Anytime something changes, especially your menstrual cycle, it's essential to see a gynecologist or doctor to make sure everything is okay. You're officially in menopause when you stop having your period for 12 months.
But irregular periods can be a sign something is wrong or indicates low hormone levels. But menopause itself doesn't mean your body is going through an unnatural process. All women go through menopause. While the symptoms can be severe and women have to live with being uncomfortable, it's a natural part of life in most cases.

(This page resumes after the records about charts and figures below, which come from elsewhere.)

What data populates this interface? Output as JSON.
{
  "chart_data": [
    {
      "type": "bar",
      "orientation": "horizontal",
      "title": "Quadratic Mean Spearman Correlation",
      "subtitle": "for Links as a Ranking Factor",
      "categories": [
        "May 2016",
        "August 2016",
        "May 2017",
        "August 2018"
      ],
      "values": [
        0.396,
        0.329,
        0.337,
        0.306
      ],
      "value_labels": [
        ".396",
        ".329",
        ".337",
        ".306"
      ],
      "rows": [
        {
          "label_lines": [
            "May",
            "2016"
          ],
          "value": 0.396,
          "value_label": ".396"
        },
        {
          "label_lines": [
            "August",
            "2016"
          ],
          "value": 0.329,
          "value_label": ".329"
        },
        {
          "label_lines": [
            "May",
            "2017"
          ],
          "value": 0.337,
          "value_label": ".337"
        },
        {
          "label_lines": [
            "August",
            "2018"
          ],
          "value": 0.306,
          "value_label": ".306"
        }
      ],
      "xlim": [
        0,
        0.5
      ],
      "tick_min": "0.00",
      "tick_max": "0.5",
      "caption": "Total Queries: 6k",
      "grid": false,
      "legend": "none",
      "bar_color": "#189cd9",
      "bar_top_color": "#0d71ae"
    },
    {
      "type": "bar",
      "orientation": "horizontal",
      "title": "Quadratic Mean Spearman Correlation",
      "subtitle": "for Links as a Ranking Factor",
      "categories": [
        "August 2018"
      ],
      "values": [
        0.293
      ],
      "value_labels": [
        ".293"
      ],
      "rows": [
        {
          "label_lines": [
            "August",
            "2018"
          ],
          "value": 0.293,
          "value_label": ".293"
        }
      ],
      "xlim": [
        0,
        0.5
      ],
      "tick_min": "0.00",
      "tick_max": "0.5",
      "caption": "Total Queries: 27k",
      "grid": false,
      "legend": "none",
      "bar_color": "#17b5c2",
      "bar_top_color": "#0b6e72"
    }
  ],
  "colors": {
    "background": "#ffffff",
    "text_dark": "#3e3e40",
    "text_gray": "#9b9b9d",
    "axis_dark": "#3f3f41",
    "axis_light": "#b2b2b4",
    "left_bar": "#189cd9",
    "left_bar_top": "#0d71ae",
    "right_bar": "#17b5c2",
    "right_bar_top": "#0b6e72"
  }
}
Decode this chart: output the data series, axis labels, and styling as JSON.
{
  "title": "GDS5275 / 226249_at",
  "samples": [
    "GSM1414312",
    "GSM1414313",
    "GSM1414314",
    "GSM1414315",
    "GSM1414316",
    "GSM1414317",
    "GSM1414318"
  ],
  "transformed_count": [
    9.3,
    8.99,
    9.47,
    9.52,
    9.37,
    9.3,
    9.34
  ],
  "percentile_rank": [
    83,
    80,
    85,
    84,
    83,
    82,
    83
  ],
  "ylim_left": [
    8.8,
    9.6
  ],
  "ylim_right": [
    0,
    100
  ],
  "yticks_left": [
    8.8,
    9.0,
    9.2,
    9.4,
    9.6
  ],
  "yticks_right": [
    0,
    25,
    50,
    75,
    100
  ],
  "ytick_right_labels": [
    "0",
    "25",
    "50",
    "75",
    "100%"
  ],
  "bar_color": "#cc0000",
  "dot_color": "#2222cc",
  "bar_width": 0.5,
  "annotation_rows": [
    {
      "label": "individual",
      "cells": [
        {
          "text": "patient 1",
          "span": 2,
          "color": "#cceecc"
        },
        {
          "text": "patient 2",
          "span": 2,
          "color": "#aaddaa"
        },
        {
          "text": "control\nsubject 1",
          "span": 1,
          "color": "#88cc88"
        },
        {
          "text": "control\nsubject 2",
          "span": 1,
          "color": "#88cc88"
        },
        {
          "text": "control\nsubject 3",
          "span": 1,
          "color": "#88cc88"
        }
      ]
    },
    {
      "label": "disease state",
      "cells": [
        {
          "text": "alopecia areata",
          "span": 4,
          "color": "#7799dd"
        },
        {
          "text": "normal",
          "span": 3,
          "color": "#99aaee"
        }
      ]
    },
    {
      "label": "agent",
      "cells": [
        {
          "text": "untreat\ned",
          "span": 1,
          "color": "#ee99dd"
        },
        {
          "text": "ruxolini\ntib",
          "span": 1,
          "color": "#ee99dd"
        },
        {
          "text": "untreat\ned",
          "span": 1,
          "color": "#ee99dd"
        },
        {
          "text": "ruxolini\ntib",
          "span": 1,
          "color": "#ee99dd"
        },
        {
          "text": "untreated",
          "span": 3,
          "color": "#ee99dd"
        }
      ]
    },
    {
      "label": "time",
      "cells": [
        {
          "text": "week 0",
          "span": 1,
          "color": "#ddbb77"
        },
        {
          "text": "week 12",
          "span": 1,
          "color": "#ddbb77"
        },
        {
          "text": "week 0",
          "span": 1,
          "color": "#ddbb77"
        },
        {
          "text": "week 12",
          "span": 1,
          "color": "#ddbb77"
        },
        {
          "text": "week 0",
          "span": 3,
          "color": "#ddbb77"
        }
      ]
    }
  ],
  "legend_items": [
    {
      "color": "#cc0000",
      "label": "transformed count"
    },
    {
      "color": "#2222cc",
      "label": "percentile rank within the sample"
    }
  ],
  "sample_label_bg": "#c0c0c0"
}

No two menopausal women are exactly alike in terms of how they feel. Some women experience wet hot flashes, and others gain weight around the middle. Others don't feel much at all. The most common menopausal symptoms include the following:
While learning about other women's experiences with menopause is healing and helpful, remember that what you've experienced may be similar or the exact opposite. Your symptoms may be unbearable, and treatment necessary to lead a normal life.
If you're suffering from menopausal symptoms, you want answers. While making dietary changes can help with an estrogen-boosting diet, hormone therapy is faster. Exercise is another way to reduce menopausal symptoms but may not be enough by itself.
ERT is the single most effective way to reduce menopausal symptoms and one prescribed by doctors the most. However, estrogen is available without a prescription. Ways to take estrogen include vaginal inserts, pills, and creams.
Topical estrogen creams come in varying doses and super easy to apply. The BioLabs Pro one pump system makes it easy for women to supplement. You press down once on the applicator and scoop up the estrogen mixture.
Women slowly rub the estrogen lotion into the skin once a day to ease menopausal symptoms. All the ingredients are natural and help soothe skin and work to build the estrogen circulating in the body. Transdermal supplementation bypasses the digestive system, making it faster and more efficient.
The time it takes for ERT to work varies from woman to woman, and the results depend on symptoms and dose. But it really does work to ease menopausal symptoms.
While you may think that suffering without treatment is the answer, you may be surprised by how great you feel when adding a dollop of estrogen to your daily routine. Speak to your doctor to see if it's right for you.